ONU: 61 FUNCIONÁRIOS MORTOS 

As contas são da Organização das Nações Unidas (ONU): 61 funcionários morreram e perto de 180 continuam desaparecidos nove dias depois do sismo que destruiu o Haiti.

"Temos agora 61 mortos confirmados e menos de 180 pessoas que continuam desaparecidas", disse Farhan Haq, porta-voz, adiantando que entre os mortos se encontram 24 soldados e 12 polícias da Missão da ONU para a Estabilização do Haiti (Minustah), além de 25 funcionários civis do organismo.

O anterior balanço da ONU, quarta-feira, era de 49 mortos e mais de 300 desaparecidos. 

O porta-voz explicou que graças ao restabelecimento progressivo das comunicações foram localizadas vivas numerosas pessoas das quais não havia informações desde o dia 12 de Janeiro.

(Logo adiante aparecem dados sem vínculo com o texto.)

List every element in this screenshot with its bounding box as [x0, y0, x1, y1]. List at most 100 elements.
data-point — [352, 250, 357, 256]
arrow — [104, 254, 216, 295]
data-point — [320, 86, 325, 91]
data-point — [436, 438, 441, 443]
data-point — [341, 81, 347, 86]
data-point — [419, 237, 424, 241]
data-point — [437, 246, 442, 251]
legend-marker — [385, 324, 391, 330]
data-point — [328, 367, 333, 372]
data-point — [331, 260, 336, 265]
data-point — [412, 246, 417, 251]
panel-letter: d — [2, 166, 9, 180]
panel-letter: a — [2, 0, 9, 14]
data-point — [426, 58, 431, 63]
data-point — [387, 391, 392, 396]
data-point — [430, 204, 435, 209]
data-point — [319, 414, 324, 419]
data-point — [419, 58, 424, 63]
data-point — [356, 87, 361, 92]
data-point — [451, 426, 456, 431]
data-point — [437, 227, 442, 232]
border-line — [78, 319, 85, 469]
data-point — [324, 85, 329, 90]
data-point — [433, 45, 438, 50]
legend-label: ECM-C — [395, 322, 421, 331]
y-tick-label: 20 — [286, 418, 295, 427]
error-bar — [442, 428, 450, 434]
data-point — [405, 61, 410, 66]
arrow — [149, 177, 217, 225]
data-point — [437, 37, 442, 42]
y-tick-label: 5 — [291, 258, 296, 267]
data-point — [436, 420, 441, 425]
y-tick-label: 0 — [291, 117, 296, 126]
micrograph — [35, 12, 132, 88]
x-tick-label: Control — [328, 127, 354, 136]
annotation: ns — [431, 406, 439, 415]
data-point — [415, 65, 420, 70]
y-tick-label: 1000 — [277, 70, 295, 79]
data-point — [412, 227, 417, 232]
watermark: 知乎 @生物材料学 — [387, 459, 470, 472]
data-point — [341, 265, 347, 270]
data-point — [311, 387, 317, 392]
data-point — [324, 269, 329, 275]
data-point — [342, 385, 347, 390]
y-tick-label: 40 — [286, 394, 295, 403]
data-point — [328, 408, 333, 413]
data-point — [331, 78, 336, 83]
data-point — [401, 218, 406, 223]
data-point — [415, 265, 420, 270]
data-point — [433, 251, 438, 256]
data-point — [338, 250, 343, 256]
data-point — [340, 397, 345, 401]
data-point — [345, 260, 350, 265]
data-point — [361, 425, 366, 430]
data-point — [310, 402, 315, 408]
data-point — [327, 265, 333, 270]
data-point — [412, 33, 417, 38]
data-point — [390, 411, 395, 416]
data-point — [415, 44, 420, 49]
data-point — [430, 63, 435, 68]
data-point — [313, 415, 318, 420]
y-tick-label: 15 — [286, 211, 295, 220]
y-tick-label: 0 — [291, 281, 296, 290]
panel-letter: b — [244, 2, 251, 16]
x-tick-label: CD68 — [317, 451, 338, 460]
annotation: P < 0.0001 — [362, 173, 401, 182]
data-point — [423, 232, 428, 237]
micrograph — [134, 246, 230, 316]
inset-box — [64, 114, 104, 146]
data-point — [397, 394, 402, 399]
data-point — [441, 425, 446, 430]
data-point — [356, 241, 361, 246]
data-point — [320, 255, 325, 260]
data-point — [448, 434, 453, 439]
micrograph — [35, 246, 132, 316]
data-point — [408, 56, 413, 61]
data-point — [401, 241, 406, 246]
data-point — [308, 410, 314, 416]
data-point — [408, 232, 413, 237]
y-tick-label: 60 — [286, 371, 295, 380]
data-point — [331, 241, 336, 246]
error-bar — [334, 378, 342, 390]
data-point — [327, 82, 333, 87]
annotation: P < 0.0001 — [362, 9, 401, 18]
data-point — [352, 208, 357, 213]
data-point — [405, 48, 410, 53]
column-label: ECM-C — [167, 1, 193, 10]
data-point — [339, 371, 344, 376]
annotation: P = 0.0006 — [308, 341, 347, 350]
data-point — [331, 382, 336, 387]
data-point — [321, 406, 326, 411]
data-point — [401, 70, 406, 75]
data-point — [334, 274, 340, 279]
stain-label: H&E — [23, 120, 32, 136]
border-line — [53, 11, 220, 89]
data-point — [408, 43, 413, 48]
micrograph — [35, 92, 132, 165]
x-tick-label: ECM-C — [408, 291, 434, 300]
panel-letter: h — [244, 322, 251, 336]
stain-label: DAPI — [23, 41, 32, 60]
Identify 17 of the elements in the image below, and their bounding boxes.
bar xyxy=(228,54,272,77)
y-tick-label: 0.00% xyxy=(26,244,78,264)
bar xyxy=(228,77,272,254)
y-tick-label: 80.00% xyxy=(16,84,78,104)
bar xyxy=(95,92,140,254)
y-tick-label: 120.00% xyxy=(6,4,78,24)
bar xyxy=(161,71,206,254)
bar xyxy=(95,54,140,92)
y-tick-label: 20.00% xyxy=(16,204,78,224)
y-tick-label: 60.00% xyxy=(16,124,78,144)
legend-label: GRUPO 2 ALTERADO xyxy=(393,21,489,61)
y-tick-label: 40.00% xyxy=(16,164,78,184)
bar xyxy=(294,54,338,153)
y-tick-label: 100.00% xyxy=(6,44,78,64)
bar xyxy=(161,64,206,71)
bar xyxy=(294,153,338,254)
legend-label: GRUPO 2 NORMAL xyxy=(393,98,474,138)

Há ainda perto de 180 desaparecidos, cerca de 150 eram funcionários locais da Minustah.

MISSÃO PORTUGUESA SEM CONSTRANGIMENTOS

Elísio Oliveira, comandante da Força Operacional Conjunta (FOCUN) portuguesa, encontra-se esta quinta-feira a efectuar uma acção de reconhecimento a duas áreas distintas com objectivo de instalar o campo de desalojados, em cooperação com uma ONG indicada pela Organização Internacional das Migrações.

A Protecção Civil adianta ainda que a missão de socorro desempenhada por portugueses decorre sem constrangimentos, sendo que a perita do Instituto Nacional de Medicina Legal que integra a FOCON esteve ontem envolvida em missão de avaliação de intervenção futura na área forense, com elementos do Comité Internacional da Cruz Vermelha.